Social expectations: Why being a housewife isn’t necessarily a bad thing

The other week, we were doing introductions in one of my English classes, you know, the routine getting to know you questions; Name, major, winter break activity, social security number and career goal. Everyone went around and answered the questions. Some people said PR representative, writer, professor, routine English major stuff.

Then one girl took me completely by surprise when she said her dream job was to be a housewife and a mother. There was a noticeable pause in the rhythm and flow of the monotone when everyone simultaneously cocked their head as if to say “I can’t believe she said that out loud.”

Nowadays women are expected to manage it all. Receiving a top-notch education that lands them a dream career, a husband that works yet is always there to sympathize and help with housework, the children who behave perfectly and a spit spot home, not to mention having to be fantastic between the sheets.

I have to confess – I’m hoping to have it all one day and I’m sure many other girls my age do as well. I’m a bit more career focused at the moment since I’m at the young age of 21, and  I feel that weddings and babies and all that ‘grown-up stuff’ is still a bit away.

However, with graduation barely a year away, I’m definitely focusing on the career portion of my life. I carefully select my extracurricular activities, I make useful connections at work and I strive to create a strong portfolio that will come to help with future employment.

But the concept of being a housewife was once a very common, expected idea. And honestly, why shouldn’t it be? If that’s what you want to do, you should be able to say that you want to be a wife and mother without having someone judging your choices.
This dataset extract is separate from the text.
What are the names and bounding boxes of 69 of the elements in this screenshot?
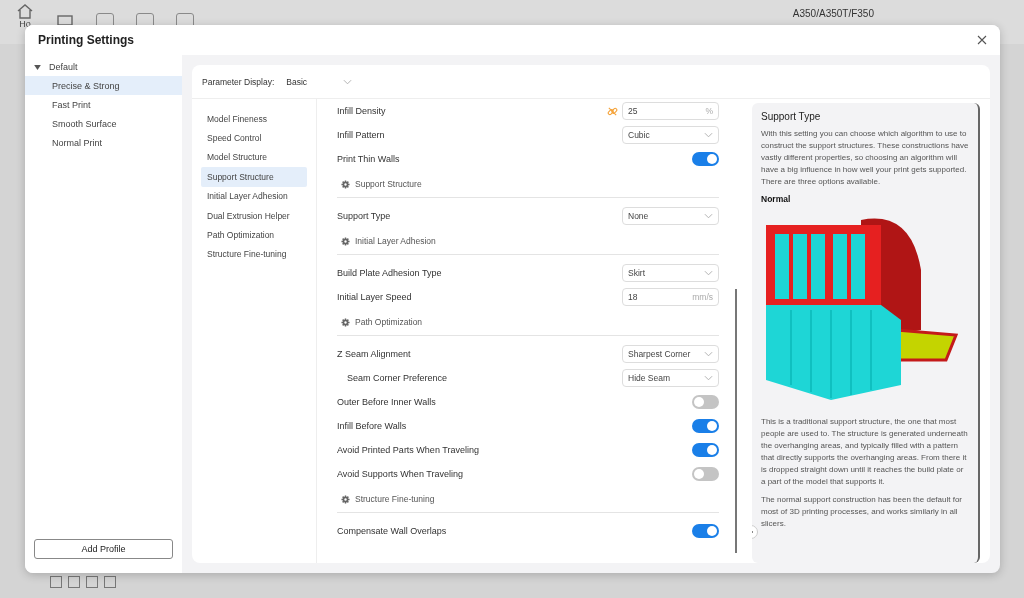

My mother stayed at home with me and my sister. Incessantly, she mends broken hearts, cooks fantastic meals, tutors on subjects that we’re struggling in and keeps the house from looking like a disaster zone.

She had to give up her career goals when I was born, simply because no one can raise your children like you can and in the early 90’s, the idea of a working mom was still a relatively new phenomenon. But, you know what? She worked ten times as hard as any working mom I know to make sure I had a perfect childhood.

Now, I am not saying that working moms can’t do that. I think it’s fantastic to balance family life with having a career. With modern technology helping to keep tabs on everything from baby fevers to the stock trends of baby boomers, it’s become expected of women to be super-mom, all while managing a strong career.

If you’re not looking into having a career, you’re looked at differently, as though you’re this weird anomaly. The general trend of thought seems to be that the desire to be a wife and mother is very 1950’s and anti-feminist. Why does it have to be like that?

The career mom/wife and the stay at home mom/wife each have their own challenges and triumphs. It does not make you any less a woman if you choose to work and it shouldn’t make you any less of a feminist if you want to stay at home and run a household.

While working the other day, I had an elderly gentleman call me over and he told me “I hope you don’t mind me saying this and I know it’s taking a liberty, but I wanted to tell you that you’re going to make some man very happy one day. You’re intelligent, very kind and have a lovely personality. You’re going to be a great wife and whoever gets to marry you is lucky.”

I thanked him and came away from that conversation with mixed emotions. I felt complimented, but I still had to take a moment to justify feeling good about a compliment about being a good wife. After thinking on it, I thought why shouldn’t it make me feel good? I mean, I certainly hope I’ll be a good wife and not a bad one and I definitely want to have a great career.

No one should feel obligated to be pushed in either direction. In the end, it all comes down to what’s right for you and which path you want to take. Some women want careers, others want a family and others want both. No one should tell you what to do- after all, it’s YOUR life! Go out there and conquer it in a frilly apron, a sharp cut business suit or whatever the heck you feel like wearing while rocking your life!